Filoccidentale
e con molte venature monarchiche, punta di diamante della Nato,
scalpitante in attesa di entrare nell’Unione Europea, diffidente nei
confronti della Russia di Putin: è questa, in sintesi, la Bulgaria
del Presidente Georgij Parvanov, leader socialista che ha già vinto,
con il 64% dei voti, il primo turno delle elezioni presidenziali e
che ora dovrà affrontare la fase finale delle consultazioni. Tutto
questo perché l´affluenza alle urne è stata nettamente inferiore al
50 per cento dei votanti (42,1%). E così domenica oggi si torna al
voto. Sulla scena - con Parvanov certo di farcela - ricompare il suo
principale rivale: Volen Siderov, l’uomo del partito nazionalista
che ha basato la piattaforma elettorale sull’ostilità nei confronti
delle minoranze turche e rom (ottenendo nella prima tornata il 21,5%
dei voti) e l’ex presidente della Corte Costituzionale, Nedelcho
Berenov, che non molla pur se confinato a un 9,7% che lo taglia
fuori del grande gioco presidenziale.
Quale che sia il risultato definitivo di domenica, resta il fatto
che il Paese è profondamente dilaniato tra ondate di corruzione e di
nazionalismo.
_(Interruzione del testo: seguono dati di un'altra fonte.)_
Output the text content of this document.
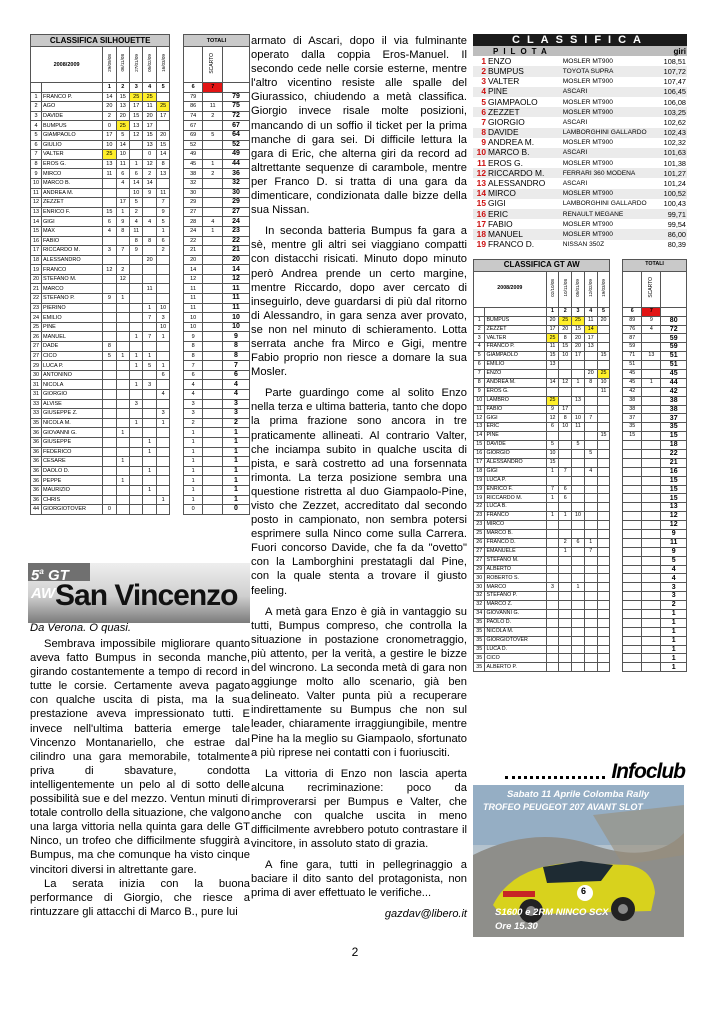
CLASSIFICA SILHOUETTE								TOTALI		
2008/2009		29/09/08	06/11/08	27/01/09	05/02/09	16/03/09			SCARTO	

	1	2	3	4	5		6	7	
1	FRANCO P.	14	15	25	25			79		79
2	AGO	20	13	17	11	25		86	11	75
3	DAVIDE	2	20	15	20	17		74	2	72
4	BUMPUS	0	25	13	17			67		67
5	GIAMPAOLO	17	5	12	15	20		69	5	64
6	GIULIO	10	14		13	15		52		52
7	VALTER	25	10		0	14		49		49
8	EROS G.	13	11	1	12	8		45	1	44
9	MIRCO	11	6	6	2	13		38	2	36
10	MARCO B.		4	14	14			32		32
11	ANDREA M.			10	9	11		30		30
12	ZEZZET		17	5		7		29		29
13	ENRICO F.	15	1	2		9		27		27
14	GIGI	6	9	4	4	5		28	4	24
15	MAX	4	8	11		1		24	1	23
16	FABIO			8	8	6		22		22
17	RICCARDO M.	3	7	9		2		21		21
18	ALESSANDRO				20			20		20
19	FRANCO	12	2					14		14
20	STEFANO M.		12					12		12
21	MARCO				11			11		11
22	STEFANO P.	9	1					11		11
23	PIERINO				1	10		11		11
24	EMILIO				7	3		10		10
25	PINE					10		10		10
26	MANUEL			1	7	1		9		9
27	DADE	8						8		8
27	CICO	5	1	1	1			8		8
29	LUCA P.			1	5	1		7		7
30	ANTONINO					6		6		6
31	NICOLA			1	3			4		4
31	GIORGIO					4		4		4
33	ALVISE			3				3		3
33	GIUSEPPE Z.					3		3		3
35	NICOLA M.			1		1		2		2
36	GIOVANNI G.		1					1		1
36	GIUSEPPE				1			1		1
36	FEDERICO				1			1		1
36	CESARE		1					1		1
36	DAOLO D.				1			1		1
36	PEPPE		1					1		1
36	MAURIZIO				1			1		1
36	CHRIS					1		1		1
44	GIORGIOTOVER	0						0		0
5$^a$ GT AW San Vincenzo
Da Verona. O quasi.

Sembrava impossibile migliorare quanto aveva fatto Bumpus in seconda manche, girando costantemente a tempo di record in tutte le corsie. Certamente aveva pagato con qualche uscita di pista, ma la sua prestazione aveva impressionato tutti. E invece nell'ultima batteria emerge tale Vincenzo Montanariello, che estrae dal cilindro una gara memorabile, totalmente priva di sbavature, condotta intelligentemente un pelo al di sotto delle possibilità sue e del mezzo. Ventun minuti di totale controllo della situazione, che valgono una larga vittoria nella quinta gara delle GT Ninco, un trofeo che difficilmente sfuggirà a Bumpus, ma che comunque ha visto cinque vincitori diversi in altrettante gare.

La serata inizia con la buona performance di Giorgio, che riesce a rintuzzare gli attacchi di Marco B., pure lui

armato di Ascari, dopo il via fulminante operato dalla coppia Eros-Manuel. Il secondo cede nelle corsie esterne, mentre l'altro vicentino resiste alle spalle del Giurassico, chiudendo a metà classifica. Giorgio invece risale molte posizioni, mancando di un soffio il ticket per la prima manche di gara sei. Di difficile lettura la gara di Eric, che alterna giri da record ad altrettante sequenze di carambole, mentre per Franco D. si tratta di una gara da dimenticare, condizionata dalle bizze della sua Nissan.

In seconda batteria Bumpus fa gara a sè, mentre gli altri sei viaggiano compatti con distacchi risicati. Minuto dopo minuto però Andrea prende un certo margine, mentre Riccardo, dopo aver cercato di inseguirlo, deve guardarsi di più dal ritorno di Alessandro, in gara senza aver provato, se non nel minuto di schieramento. Lotta serrata anche fra Mirco e Gigi, mentre Fabio proprio non riesce a domare la sua Mosler.

Parte guardingo come al solito Enzo nella terza e ultima batteria, tanto che dopo la prima frazione sono ancora in tre praticamente allineati. Al contrario Valter, che inciampa subito in qualche uscita di pista, e sarà costretto ad una forsennata rimonta. La terza posizione sembra una questione ristretta al duo Giampaolo-Pine, visto che Zezzet, accreditato dal secondo posto in campionato, non sembra potersi esprimere sulla Ninco come sulla Carrera. Fuori concorso Davide, che fa da "ovetto" con la Lamborghini prestatagli dal Pine, con la quale stenta a trovare il giusto feeling.

A metà gara Enzo è già in vantaggio su tutti, Bumpus compreso, che controlla la situazione in postazione cronometraggio, più attento, per la verità, a gestire le bizze del wincrono. La seconda metà di gara non aggiunge molto allo scenario, già ben delineato. Valter punta più a recuperare indirettamente su Bumpus che non sul leader, chiaramente irraggiungibile, mentre Pine ha la meglio su Giampaolo, sfortunato a più riprese nei contatti con i fuoriusciti.

La vittoria di Enzo non lascia aperta alcuna recriminazione: poco da rimproverarsi per Bumpus e Valter, che anche con qualche uscita in meno difficilmente avrebbero potuto contrastare il vincitore, in assoluto stato di grazia.

A fine gara, tutti in pellegrinaggio a baciare il dito santo del protagonista, non prima di aver effettuato le verifiche...

gazdav@libero.it
CLASSIFICA
PILOTA			giri
1	ENZO	MOSLER MT900	108,51
2	BUMPUS	TOYOTA SUPRA	107,72
3	VALTER	MOSLER MT900	107,47
4	PINE	ASCARI	106,45
5	GIAMPAOLO	MOSLER MT900	106,08
6	ZEZZET	MOSLER MT900	103,25
7	GIORGIO	ASCARI	102,62
8	DAVIDE	LAMBORGHINI GALLARDO	102,43
9	ANDREA M.	MOSLER MT900	102,32
10	MARCO B.	ASCARI	101,63
11	EROS G.	MOSLER MT900	101,38
12	RICCARDO M.	FERRARI 360 MODENA	101,27
13	ALESSANDRO	ASCARI	101,24
14	MIRCO	MOSLER MT900	100,52
15	GIGI	LAMBORGHINI GALLARDO	100,43
16	ERIC	RENAULT MEGANE	99,71
17	FABIO	MOSLER MT900	99,54
18	MANUEL	MOSLER MT900	86,00
19	FRANCO D.	NISSAN 350Z	80,39
CLASSIFICA GT AW								TOTALI		
2008/2009		02/10/08	10/11/08	05/01/09	12/02/09	19/03/09			SCARTO	

	1	2	3	4	5		6	7	
1	BUMPUS	20	25	25	11	20		89	9	80
2	ZEZZET	17	20	15	14			76	4	72
3	VALTER	25	8	20	17			87		59
4	FRANCO P.	11	15	20	13			59		59
5	GIAMPAOLO	15	10	17		15		71	13	51
6	EMILIO	13						51		51
7	ENZO				20	25		45		45
8	ANDREA M.	14	12	1	8	10		45	1	44
9	EROS G.					11		42		42
10	LAMBRO	25		13				38		38
11	FABIO	9	17					38		38
12	GIGI	12	8	10	7			37		37
13	ERIC	6	10	11				35		35
14	PINE					15		15		15
15	DAVIDE	5		5						18
16	GIORGIO	10			5					22
17	ALESSANDRO	15								21
18	GIGI	1	7		4					16
19	LUCA P.									15
19	ENRICO F.	7	6							15
19	RICCARDO M.	1	6							15
22	LUCA B.									13
23	FRANCO	1	1	10						12
23	MIRCO									12
25	MARCO B.									9
26	FRANCO D.		2	6	1					11
27	EMANUELE		1		7					9
27	STEFANO M.									5
29	ALBERTO									4
30	ROBERTO S.									4
30	MARCO	3		1						3
32	STEFANO P.									3
32	MARCO Z.									2
34	GIOVANNI G.									1
35	PAOLO D.									1
35	NICOLA M.									1
35	GIORGIOTOVER									1
35	LUCA D.									1
35	CICO									1
35	ALBERTO P.									1
Infoclub
6
Sabato 11 Aprile Colomba Rally
TROFEO PEUGEOT 207 AVANT SLOT
S1600 e 2RM NINCO SCX
Ore 15.30
2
Non solo: nonostante la stabilità macroeconomica
raggiunta dal Paese, il tenore di vita non è cresciuto, lo stipendio
medio è rimasto molto basso e un numero consistente di bulgari
continua a vivere sotto la soglia minima di povertà. Ed è su questa
situazione di insicurezza e di malcontento che si muove
l’opposizione a Parvanov. C’è, infatti, il partito “Ataka” (Attacco)
che - specialmente in queste ore - sta chiamando a raccolta tutte le
formazioni nazionaliste e gli ambienti xenofobi. E il suo leader,
Siderov, proclama: “Attacchiamo la corrotta classe politica che ci
sta governando da anni e ridiamo dignità ai bulgari: fuori dalla
Nato e non vendiamo le nostre terre agli stranieri. Siderov non è il
presidente di tutti i bulgari, ma soltanto della minoranza turca che
lo tiene in ostaggio con i suoi voti; è un uomo che fa parte di
quella camarilla che ormai da 15 anni depreda il Paese…”.
E’ con questi slogan che “Ataka” cerca di conquistare anche voti
nell’estrema sinistra presentandosi come difensore dell’indipendenza
bulgara e, quindi, come nemico della americanizzazione del Paese.
Parvanov risponde duramente rilevando che il leader nazionalista è
''un amico dei seguaci del Ku Klux Klan e vuole diffondere il
razzismo in Bulgaria''.
Intanto sull’intero Paese grava già la responsabilità di un nuovo ed
importante passo nel campo dell’integrazione europea. Perché dal
primo gennaio 2007 l’Ue potrà contare su due nuove adesioni:
Bulgaria, appunto, e Romania. Questo vorrà dire che da quel primo
gruppo di sei paesi che fondarono l’Ue si arriverà a quota 27.
Il Parlamento europeo, comunque, è stato molto preciso nel fissare
le norme di adesione dei due paesi. Ma ha anche avanzato una serie
di riserve. Ad esempio ha ricordato che, pur se in un numero
limitato di problemi, le risposte di Sofia e Bucarest non sono state
completamente soddisfacenti e che i due paesi, pertanto, devono
adottare immediate misure per porre rimedio ai problemi
dell’amministrazione della giustizia, promuovendo ulteriormente la
trasparenza, l'efficienza e l'imparzialità del settore; nonché
esibire ulteriori risultati sostanziali nella lotta contro la
corruzione - con un'enfasi particolare, nel caso della Bulgaria, -
sulla lotta contro il crimine organizzato. Il Parlamento europeo,
inoltre, ha voluto ricordare a Sofia che è più che mai importante
prendere tutte le misure necessarie per lottare contro la tratta di
esseri umani e per migliorare seriamente l'inclusione sociale delle
comunità Rom, soprattutto per quanto riguarda l'alloggio, le cure
sanitarie, l'istruzione e l'occupazione.
Questioni non semplici, ma che tuttavia la Bulgaria del dopo
elezioni dovrà affrontare se vorrà entrare nell’Ue a testa alta. Ma
il processo di “allargamento” non si ferma. In lista d’attesa ci
sono altre realtà nazionali che devono superare gli esami: la
Croazia alla quale si chiede di soddisfare le esigenze della Ue; i
paesi dei Balcani occidentali che hanno, comunque, una prospettiva
di adesione a lungo termine, (il loro iter sarà ancora più
impegnativo e potranno aderire solo quando saranno veramente
pronti); la Turchia i cui negoziati per l’adesione sono sempre sul
tappeto ma le procedure procedono a rilento.